Ok, now we can talk about the pitfalls and the internals you need to know to avoid any problems and side-effects.
Let’s take the Seeding process. It should extract only the translatable strings from the main application and write them into the translation table.
What it actually does is to write far too many strings into this translation table, even code-snippets (e.g. Report Region Source). When creating the XLIFF Export File later on, these unnecessary strings are filtered and only translatable strings are exported via the XLIFF file.
For the XLIFF we are on the safe side, but when you use the function “Manually Edit Translation Repository” you can change all those unnecessary strings. This can lead to code differences between your main application and the translations!
Another thing that Seed does is to update your already-translated text if the source-text has changed. Now imagine that you have an HTML Region with a full paragraph of static text. You translate this text into all those languages that you want to support. Then you change a typo in the main-application and issue a Seed again. Whoops, your translations are gone, just because of one single typo.

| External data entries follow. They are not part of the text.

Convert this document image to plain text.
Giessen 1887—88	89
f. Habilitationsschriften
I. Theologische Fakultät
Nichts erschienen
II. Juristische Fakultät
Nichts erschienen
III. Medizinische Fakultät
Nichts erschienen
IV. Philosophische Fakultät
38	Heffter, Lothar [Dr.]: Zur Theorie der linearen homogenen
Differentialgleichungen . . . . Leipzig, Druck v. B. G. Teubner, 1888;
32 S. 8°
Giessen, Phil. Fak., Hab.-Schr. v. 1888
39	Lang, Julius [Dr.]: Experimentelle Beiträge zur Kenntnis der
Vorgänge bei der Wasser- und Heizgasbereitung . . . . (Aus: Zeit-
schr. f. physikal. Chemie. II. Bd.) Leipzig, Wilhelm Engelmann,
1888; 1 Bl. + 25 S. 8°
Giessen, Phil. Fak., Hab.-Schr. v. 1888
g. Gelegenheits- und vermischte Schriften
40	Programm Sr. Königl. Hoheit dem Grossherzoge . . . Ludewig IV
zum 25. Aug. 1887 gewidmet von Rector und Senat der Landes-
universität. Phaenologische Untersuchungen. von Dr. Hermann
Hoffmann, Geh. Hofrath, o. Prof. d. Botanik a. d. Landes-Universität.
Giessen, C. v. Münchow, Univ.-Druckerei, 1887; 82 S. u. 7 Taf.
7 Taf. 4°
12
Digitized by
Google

When you use Dynamic Translations you need to create those Dynamic Translations in all the languages that you need, otherwise they won’t be added to the XLIFF File.
The last step, “Publish”, can be problematic as well. If there is too much time between the ‘Seed’ and the ‘Publish’ and there have been changes in the APEX Application, they might not get into the translated Applications.

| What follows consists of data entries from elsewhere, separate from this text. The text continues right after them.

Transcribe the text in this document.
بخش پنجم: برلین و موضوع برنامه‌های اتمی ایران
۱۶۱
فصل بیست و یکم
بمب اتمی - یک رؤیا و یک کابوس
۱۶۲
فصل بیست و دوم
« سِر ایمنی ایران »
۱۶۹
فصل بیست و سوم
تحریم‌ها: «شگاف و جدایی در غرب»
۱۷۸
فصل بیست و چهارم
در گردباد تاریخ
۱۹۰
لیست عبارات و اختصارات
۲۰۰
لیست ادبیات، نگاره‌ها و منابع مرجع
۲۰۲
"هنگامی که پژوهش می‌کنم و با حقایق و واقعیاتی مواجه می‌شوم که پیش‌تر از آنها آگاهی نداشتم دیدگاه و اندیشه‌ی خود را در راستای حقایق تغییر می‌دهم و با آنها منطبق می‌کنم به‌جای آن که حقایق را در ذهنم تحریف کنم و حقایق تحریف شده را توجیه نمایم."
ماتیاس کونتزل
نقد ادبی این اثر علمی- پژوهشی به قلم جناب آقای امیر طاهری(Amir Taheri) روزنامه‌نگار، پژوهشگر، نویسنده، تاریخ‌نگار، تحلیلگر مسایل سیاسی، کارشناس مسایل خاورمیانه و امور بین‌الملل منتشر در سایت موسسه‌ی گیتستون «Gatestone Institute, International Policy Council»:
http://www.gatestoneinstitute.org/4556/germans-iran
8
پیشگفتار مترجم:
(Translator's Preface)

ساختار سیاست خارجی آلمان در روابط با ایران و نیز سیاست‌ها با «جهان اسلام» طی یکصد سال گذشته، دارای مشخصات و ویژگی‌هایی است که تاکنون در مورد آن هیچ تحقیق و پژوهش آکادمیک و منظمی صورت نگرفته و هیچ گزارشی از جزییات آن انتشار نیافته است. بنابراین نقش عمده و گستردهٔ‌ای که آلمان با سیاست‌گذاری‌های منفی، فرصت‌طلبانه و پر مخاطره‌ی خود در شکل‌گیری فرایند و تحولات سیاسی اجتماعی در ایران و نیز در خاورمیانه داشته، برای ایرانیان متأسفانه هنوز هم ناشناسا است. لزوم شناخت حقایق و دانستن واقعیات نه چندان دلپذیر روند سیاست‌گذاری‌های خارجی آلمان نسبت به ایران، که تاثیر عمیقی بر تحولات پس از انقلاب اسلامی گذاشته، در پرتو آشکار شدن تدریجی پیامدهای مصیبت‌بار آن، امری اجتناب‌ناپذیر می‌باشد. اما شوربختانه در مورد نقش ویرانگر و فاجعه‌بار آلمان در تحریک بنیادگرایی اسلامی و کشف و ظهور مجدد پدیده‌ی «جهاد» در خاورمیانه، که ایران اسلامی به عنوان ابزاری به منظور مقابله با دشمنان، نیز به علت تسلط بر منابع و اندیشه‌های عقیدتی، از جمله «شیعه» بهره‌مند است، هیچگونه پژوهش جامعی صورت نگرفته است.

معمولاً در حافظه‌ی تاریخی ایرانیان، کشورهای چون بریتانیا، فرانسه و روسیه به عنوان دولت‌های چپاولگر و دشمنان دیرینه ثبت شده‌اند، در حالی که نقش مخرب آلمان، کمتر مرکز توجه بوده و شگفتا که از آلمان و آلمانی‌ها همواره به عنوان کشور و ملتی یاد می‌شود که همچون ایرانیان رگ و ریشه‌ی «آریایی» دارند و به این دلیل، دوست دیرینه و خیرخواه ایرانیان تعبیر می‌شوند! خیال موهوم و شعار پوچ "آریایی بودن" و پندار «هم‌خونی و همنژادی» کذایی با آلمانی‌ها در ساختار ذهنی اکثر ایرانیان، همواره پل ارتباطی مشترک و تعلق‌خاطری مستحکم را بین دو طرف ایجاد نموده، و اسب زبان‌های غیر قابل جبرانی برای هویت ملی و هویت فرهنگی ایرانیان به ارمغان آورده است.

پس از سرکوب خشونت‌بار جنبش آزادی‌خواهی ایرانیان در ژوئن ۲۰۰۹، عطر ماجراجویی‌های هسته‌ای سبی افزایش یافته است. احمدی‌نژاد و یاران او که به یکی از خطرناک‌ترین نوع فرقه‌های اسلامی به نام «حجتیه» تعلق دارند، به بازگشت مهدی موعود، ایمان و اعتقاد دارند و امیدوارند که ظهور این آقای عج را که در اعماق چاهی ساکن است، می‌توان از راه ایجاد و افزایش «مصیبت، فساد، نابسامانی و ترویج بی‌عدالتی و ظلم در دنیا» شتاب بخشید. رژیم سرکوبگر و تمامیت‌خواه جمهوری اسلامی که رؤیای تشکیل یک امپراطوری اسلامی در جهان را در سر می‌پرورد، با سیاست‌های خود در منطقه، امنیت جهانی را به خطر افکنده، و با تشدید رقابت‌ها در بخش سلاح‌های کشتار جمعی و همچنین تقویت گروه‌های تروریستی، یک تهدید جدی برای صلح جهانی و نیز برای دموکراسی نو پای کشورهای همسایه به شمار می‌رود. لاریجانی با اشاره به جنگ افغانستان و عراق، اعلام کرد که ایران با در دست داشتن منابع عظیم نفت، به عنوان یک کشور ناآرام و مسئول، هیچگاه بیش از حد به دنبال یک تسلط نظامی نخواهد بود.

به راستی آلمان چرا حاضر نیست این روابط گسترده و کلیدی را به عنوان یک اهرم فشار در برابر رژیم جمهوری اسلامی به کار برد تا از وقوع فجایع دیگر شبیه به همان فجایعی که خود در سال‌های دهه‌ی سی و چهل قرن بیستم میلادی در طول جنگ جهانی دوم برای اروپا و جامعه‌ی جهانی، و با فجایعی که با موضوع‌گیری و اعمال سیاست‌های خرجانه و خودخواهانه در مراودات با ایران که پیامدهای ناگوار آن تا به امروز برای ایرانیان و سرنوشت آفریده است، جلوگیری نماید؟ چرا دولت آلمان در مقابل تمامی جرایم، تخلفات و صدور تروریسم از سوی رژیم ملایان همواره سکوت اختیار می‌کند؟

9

Whilst it’s true that ‘Publish’ copies the main-application and then applies the translations, it’s also true that, because of the ‘Seed’, there are code-snippets in the translation table. This way, a code-change can be reversed in the translated application.
So it is better to do a ‘Seed’ before every ‘Publish’ (that would you leave with some translations being overwritten, but that’s better than wrong code, isn’t it?).
Alternatives
Alternatives to the APEX built in functions can be seen as two groups:
- Stick to the APEX mechanism of shadow Applications and only change the translation part
- Don’t use anything from APEX at all and develop your own translation concept
1) change the translation part
If you aren’t satisfied with the given XLIFF-Files and the function to manually edit the translation repository, you could create an APEX Application to provide a better interface to edit the translation Table. This is pretty straightforward and needs only minimum changes in the translation workflow.

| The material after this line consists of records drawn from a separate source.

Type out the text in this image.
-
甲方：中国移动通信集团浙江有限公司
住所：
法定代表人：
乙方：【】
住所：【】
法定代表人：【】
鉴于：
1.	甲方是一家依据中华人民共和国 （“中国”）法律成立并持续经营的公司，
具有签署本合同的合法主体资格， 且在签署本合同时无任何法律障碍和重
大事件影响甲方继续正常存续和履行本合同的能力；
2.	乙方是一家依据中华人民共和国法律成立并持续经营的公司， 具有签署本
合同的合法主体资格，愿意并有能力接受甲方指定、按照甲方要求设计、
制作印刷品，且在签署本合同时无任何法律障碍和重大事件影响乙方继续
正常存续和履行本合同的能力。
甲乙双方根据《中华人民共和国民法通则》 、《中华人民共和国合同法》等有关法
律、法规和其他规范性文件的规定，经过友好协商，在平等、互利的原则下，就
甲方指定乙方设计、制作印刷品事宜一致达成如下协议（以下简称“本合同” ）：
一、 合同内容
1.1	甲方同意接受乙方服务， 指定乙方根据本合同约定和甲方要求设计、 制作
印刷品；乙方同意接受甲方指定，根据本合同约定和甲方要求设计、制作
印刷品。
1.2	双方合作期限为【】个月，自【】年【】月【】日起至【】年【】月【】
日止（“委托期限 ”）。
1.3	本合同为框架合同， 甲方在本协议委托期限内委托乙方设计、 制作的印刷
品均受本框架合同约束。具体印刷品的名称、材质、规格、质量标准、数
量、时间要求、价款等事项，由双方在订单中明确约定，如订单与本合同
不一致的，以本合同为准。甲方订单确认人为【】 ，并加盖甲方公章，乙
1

Instead of exporting a XLIFF File you simply would run your Application and do the translations.
Another alternative is the ApexLib XLIFF Export Tool that is currently in alpha testing stage and due to be released in the near future. This gives you a XLIFF File similar to the one generated by APEX, but with many more information in it. The ApexLib XLIFF Export writes all the Application structure Information to the XLIFF File and can give you important context info for the translator.
This way the translating person knows what kind of text they are translating, because often it does make a difference if it is a button or an item label.
2) create your own translation concept
Creating your own translation concept requires not only storing those translation-strings in the database, but also reading it from there and displaying it instead of the original text. This can only be done by using substitution strings, which roughly doubles the number of items that you need.
For example, you might have a simple login form displaying a username item and a password item. Both items have a label. To make this label dynamic, so that it can be changed at runtime, you would create two more (hidden) items holding the label of the two displayed fields. The label of P101_USERNAME would then be “&P101_USERNAME_LABEL.”.
This is tricky and needs a lot of thought and a good plan, it also takes more development effort, which thereby increases development costs.